After multiply issues with the above attempt at a silver cell I watched Palladium's videos on the subject and may have found the father to several of my problems. (Thanks for the video links) While this is a small 1 liter cell, and I only had a small amount of silver to work with I gave it another shot anyway. All of this was done today besides the cementing of the silver to make the shot. 
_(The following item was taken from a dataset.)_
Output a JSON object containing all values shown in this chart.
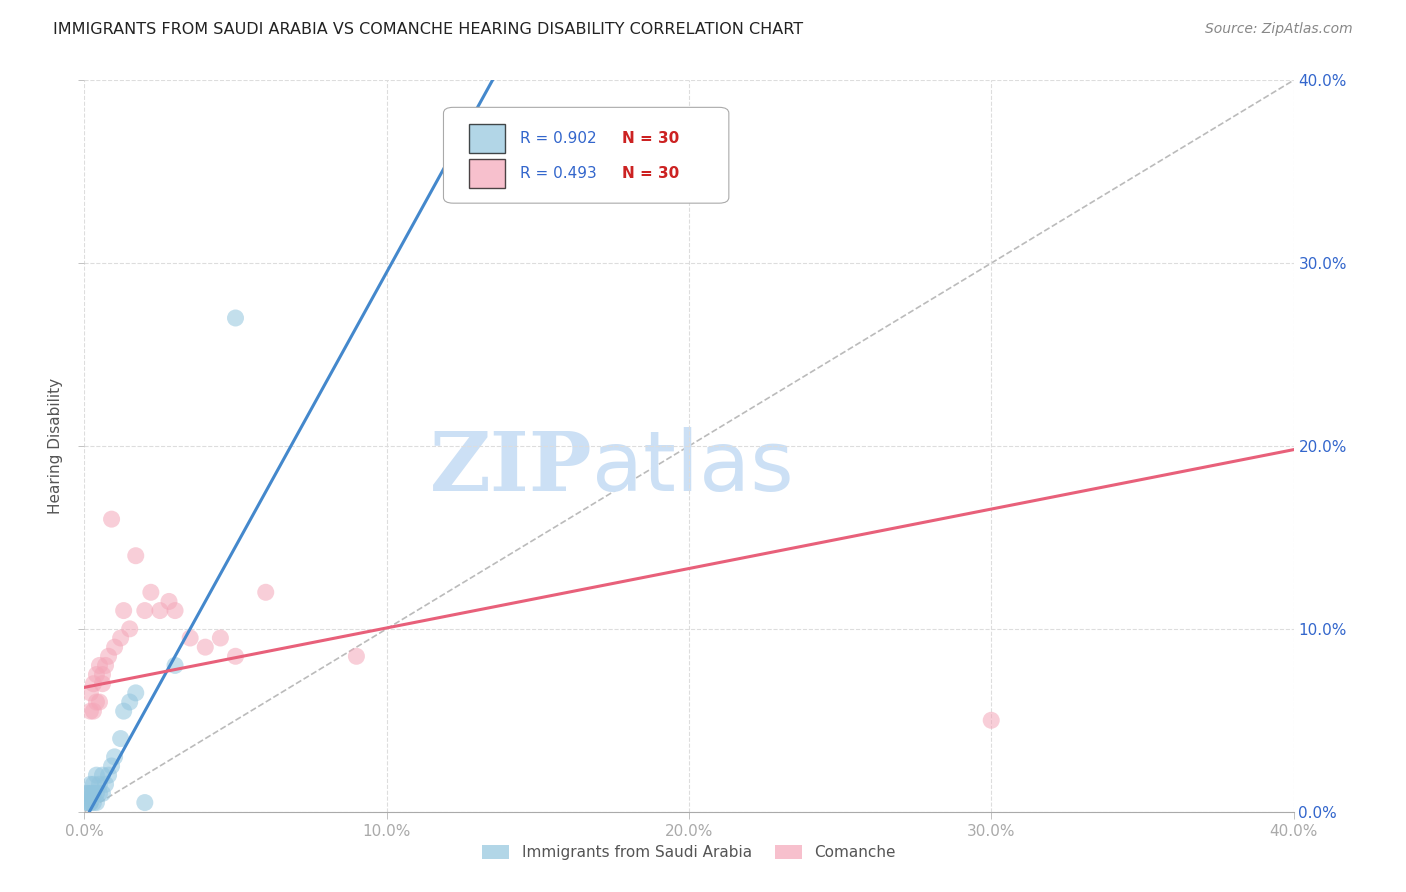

While I have noted several mistakes than can be improved on next time I am happy so far, and will be looking for more silver to practice with.


----------



## Shark (Nov 23, 2018)

Maybe not as good as it should be, but a lot better than the first attempt. I have no idea what the black growth could be, and I did not even see it until I was ready to shut it down. It seems to be a late growth as the black looking spot dosen't go much past surface deep. Any ideas?


----------



## Palladium (Nov 23, 2018)

It's not black growth. It's from where you were poking around at the shot in the basket and the black powder from the basket passed through the filter cloth and dusted out on top of your crystals. Is you filter cloth material doubled or single layered?


----------



## Shark (Nov 23, 2018)

It's a single layer. I used a filter bag like kadriver used in his thread, made from a shop vac bag. I wil try to find some muslin cloth later today and see how that works unless you have something else that would do the job.


----------



## Shark (Nov 26, 2018)

I cleaned the silver from the second bowl and shoted it to run again. While it didn't look to bad it did have a dull grayish appearance. I just finished the second run using a double layer of muslin cloth. While it seemed to be larger pored than the vacuum bag it worked perfectly. I had no blackish powders this time. It seems the silver deposited denser than the previous times as well and with tight grains, Only one of the "bush's" from the "tree" growth fell loose while decanting the electrolyte as well. Here is a picture of it just after decanting it. It still doesn't look quite right but then I have very little to base that on as well. Any suggestions at this point would be welcomed.


----------



## FrugalRefiner (Nov 26, 2018)

There is a balancing act with anode bags. If the material is too light / weave is too loose / pores are too large, some of the slimes can make it through and contaminate your crystal. If it's too heavy / too tight / pores are too small, it inhibits the passage of silver ions from the anode to the cathode. That causes depletion of silver ions around the cathode, affecting the crystal growth.

Dave


----------



## Shark (Nov 27, 2018)

Thanks Dave. I am searching for more information on various filtering materials now as well. 


I had a chance to clean out my cell again and it looks pretty good after washing and drying it. I was looking for something to compare it with when I remembered I had a beautiful piece of silver crystals that kurtak gave my wife during his visit a while back. It is in the bag next to my dried silver for comparison. I am sure it isn't as pure as his, but it helps having a visual reference. Both have more sparkle than the picture shows.


----------